No.31は、Fe含有量が高すぎたので、導電性が悪かった。
No.32は、Fe含有量が低すぎたので、強度が低かった。
No.33は、P含有量が高すぎたので、熱間圧延で割れが生じた。
No.34は、P含有量が低すぎたので、析出物粒子の個数密度が不十分となり、強度および導電性に劣った。転位密度が低かったため、仕上熱処理を行っても、結晶子サイズの微小化は達成されなかった。なお、軟質であるために曲げ加工性は良好であった。

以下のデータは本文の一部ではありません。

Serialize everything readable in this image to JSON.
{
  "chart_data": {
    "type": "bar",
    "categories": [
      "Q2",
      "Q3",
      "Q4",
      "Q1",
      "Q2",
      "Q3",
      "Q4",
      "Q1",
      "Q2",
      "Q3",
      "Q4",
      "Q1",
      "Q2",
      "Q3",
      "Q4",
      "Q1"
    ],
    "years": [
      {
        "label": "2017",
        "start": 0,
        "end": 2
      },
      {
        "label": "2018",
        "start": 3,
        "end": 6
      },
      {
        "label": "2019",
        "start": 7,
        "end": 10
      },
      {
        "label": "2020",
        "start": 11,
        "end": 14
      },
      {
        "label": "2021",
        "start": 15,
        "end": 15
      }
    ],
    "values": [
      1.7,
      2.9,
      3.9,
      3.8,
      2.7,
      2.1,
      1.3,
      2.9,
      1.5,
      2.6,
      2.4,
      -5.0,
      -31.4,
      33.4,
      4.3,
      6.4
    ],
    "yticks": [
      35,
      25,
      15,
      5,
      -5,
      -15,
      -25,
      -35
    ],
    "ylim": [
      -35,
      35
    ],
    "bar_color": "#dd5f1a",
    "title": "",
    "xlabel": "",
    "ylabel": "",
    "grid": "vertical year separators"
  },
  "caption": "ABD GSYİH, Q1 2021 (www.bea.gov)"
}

No.35は、Mg含有量が多すぎたので、Mg酸化物の巻き込みが多い熱延板が得られ、その後の工程を中止した。
No.36は、Ni含有量が高すぎたので、導電性が悪かった。
No.37は、Sn含有量が高すぎたので、導電性が悪かった。
No.38は、Zn含有量が高すぎたので、導電性が悪かった。
No.39は、熱間圧延において650℃未満350℃以上の温度域での圧延率が低かったので、最終的に析出物粒子の個数密度が不十分となり、強度および導電性に劣った。転位密度が低かったため、仕上熱処理を行っても、結晶子サイズの微小化は達成されなかった。なお、軟質であるために曲げ加工性は良好であった。
No.40は、仕上熱処理を省略したので、結晶子サイズを微小化することができず、曲げ加工性に劣った。
No.41は、仕上冷間圧延での圧延率が低かったので、結晶子サイズは小さかったものの、転位の導入が不十分となり、強度レベルが低かった。
【0053】
(仕上熱処理の効果確認試験)
本発明例である上記No.2の仕上冷間圧延を終了した時点の板材サンプル(板厚0.08mmの中間製品)と、その後に、最高到達温度430℃、材料温度が180℃以上最高到達温度以下となる時間13秒の仕上熱処理を施した板材サンプル(板厚0.08mmの完成品)について、上述の方法で結晶子サイズ、0.2%耐力の測定と、曲げ半径R=0.05mm、板厚t=0.08mm、R/t=0.05/0.08≒0.6のB.W.での90°L曲げ試験を行い、両者の特性を比較した試験例を示す。
その結果を表4に示す。
参考のため、
図1および
図2に、それぞれ仕上冷間圧延後および仕上熱処理後の板材サンプルについて、上記R/t≒0.6での90°L曲げ試験後の曲げ部外側表面のレーザー顕微鏡写真を示す。これらの写真の横幅長さが、約0.26mmに相当する。
【0054】
【0055】
導電性については仕上熱処理の前後で差は認められなかったが、仕上熱処理を施すことによって強度が向上し、かつ曲げ加工性も向上した。従来一般に、強度と曲げ加工性はトレードオフの関係にあるとされるにもかかわらず、仕上熱処理によってそれら両特性を同時に改善することができたのは、本発明に従う製造工程によって析出物が微細分散している状況下で、仕上熱処理による転位の再配列が進行し、結晶子サイズが微小化したことに起因する効果であると推察される。